Whether you work for multi-billion-dollar firm or an SMB, here are five ways to handle a corporate crisis:
When a media report is released or CEO’s behavior comes to light, it’s imperative that the brand reassures its customers, employees and partners about its extensive ethical standards and business practices that have been the backbone of the company since its inception. Also, the corporation must move forward with a fair and extensive investigation of the matter.
“A code of conduct is in place to ensure all employees are aware of the high expectations of the organization, and penalties will result from deviation from the code of conduct,” said Laurie Paleczny, president of the Dash Digital Group, in an interview with B2BNN [Ed. note: Dash is a partner with B2BNN]. “At the same time, it is important for a company to provide support to any employee accused of wrongdoing until guilt is proven, and respect the confidentiality required of any legal investigation while it goes through its proper course.”
Investigate the Issue
When a scathing news story is plastered on the front-page of a newspaper or leads a news broadcast, a company faces many options. Primarily, the most important measure a brand can take is to investigate the topic and discover if there is any truth to the claims. Once the company determines if the story is true or false then it can weigh its options. Often, hiring an external investigator for an internal matter can be helpful and offer much-needed transparency.
Reaction vs. inaction
According to Paleczny, a company’s reaction to a crisis depends on the situation and the accuracy of the media reports. As noted, an investigation is the common-sense next step, but moving forward there are a number of different routes a firm can take.

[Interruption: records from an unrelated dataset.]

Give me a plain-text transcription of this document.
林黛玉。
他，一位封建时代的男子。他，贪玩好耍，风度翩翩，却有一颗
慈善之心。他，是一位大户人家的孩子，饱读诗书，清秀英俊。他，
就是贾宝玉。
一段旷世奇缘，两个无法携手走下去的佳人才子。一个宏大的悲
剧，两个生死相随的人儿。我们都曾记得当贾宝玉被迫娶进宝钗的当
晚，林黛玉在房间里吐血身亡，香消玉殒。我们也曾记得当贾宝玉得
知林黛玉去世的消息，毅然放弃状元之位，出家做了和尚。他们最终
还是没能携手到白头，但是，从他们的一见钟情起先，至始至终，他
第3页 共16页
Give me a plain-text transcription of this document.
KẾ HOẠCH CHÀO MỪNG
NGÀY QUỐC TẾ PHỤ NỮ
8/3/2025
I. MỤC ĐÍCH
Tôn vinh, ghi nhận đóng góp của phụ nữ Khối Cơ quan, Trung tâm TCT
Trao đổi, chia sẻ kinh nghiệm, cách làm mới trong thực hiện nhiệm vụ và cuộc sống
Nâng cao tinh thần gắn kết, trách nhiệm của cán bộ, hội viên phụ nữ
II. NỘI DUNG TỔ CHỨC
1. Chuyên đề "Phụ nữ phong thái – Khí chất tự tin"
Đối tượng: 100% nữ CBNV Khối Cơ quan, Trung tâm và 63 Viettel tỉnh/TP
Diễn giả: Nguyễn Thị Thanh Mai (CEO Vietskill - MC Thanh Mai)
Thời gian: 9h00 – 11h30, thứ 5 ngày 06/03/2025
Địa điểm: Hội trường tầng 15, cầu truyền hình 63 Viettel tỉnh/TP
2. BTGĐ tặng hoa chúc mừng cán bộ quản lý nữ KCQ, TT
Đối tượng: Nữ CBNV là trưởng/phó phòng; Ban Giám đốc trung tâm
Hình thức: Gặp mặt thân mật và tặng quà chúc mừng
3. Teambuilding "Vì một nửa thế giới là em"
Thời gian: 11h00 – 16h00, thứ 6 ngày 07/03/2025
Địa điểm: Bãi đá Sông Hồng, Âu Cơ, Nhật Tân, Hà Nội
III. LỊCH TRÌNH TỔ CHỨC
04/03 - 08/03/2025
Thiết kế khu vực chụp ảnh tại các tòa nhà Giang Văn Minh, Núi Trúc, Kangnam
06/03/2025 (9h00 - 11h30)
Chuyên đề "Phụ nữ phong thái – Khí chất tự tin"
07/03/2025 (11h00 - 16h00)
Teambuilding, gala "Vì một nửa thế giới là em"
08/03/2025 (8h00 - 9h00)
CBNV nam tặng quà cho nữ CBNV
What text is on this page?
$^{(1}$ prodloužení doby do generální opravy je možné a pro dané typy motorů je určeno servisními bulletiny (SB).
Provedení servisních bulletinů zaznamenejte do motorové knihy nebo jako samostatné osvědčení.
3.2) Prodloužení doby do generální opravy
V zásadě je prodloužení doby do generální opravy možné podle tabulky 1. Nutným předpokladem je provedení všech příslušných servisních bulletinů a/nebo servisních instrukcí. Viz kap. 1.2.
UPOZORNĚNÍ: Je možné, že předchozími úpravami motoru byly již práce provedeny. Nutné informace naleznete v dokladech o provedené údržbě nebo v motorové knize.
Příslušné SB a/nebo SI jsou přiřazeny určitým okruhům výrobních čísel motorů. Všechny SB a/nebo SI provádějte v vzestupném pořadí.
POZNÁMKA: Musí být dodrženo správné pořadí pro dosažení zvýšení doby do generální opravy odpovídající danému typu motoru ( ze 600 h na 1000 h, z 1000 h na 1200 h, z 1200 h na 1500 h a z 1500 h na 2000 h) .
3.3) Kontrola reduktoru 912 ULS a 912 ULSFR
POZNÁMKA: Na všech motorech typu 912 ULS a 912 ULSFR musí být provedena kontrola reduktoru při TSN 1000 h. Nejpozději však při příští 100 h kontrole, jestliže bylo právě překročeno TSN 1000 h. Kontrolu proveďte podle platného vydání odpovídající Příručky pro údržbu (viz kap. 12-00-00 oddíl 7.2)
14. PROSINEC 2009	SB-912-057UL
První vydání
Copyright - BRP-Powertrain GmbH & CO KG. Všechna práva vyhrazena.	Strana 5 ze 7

One approach is to keep silent and not comment publicly in order to refrain from giving any credence to the issue. Another option is to offer the facts of the case and then move on with the status quo, much like how talk show host David Letterman did following his run-in with a blackmailer. The other way would be to directly seek a retraction and ask for an apology.
“This is really situational, and if handled truthfully, openly and respectfully can create a positive spin for the company,” noted Paleczny.
“A good example of a response that I have seen on the internet is the Fed Ex package ( a computer monitor) that got thrown over the fence. Fed Ex did a great job of responding to the situation from what I have read.”
Update regularly like Windows
If a certain issue is being tackled by management then it’s imperative that the public is informed and updated on a regular basis. A great example of this is when it comes to social media outlets, which always offer up-to-the-minute updates on how the situation is being handled, what is being done and when everything is expected to return to normal.
By giving the general public insight into how your brand is resolving the issue, it shows that your business is being transparent, owning the problem and taking control of the situation.
If the scandal has gotten completely out of hand then it’s important for the corporation to regain the trust, confidence and business of its clientele. Some might want to revamp and rebrand its company akin to what Toyota did following its automobile recalls. This could consist of a shift of the executive team and perhaps board of directors, adjusting brand image (names, colors and slogans of products or services) and ensuring customers that it’s moving forward and enhancing its operations.
All sorts of businesses – from multi-national corporations to small-time SMBs – are victims of internal scandals. What’s really important is that they address what is being accused and then these brands mustn’t remain insouciant but rather proactive to ensure the damage is minimal.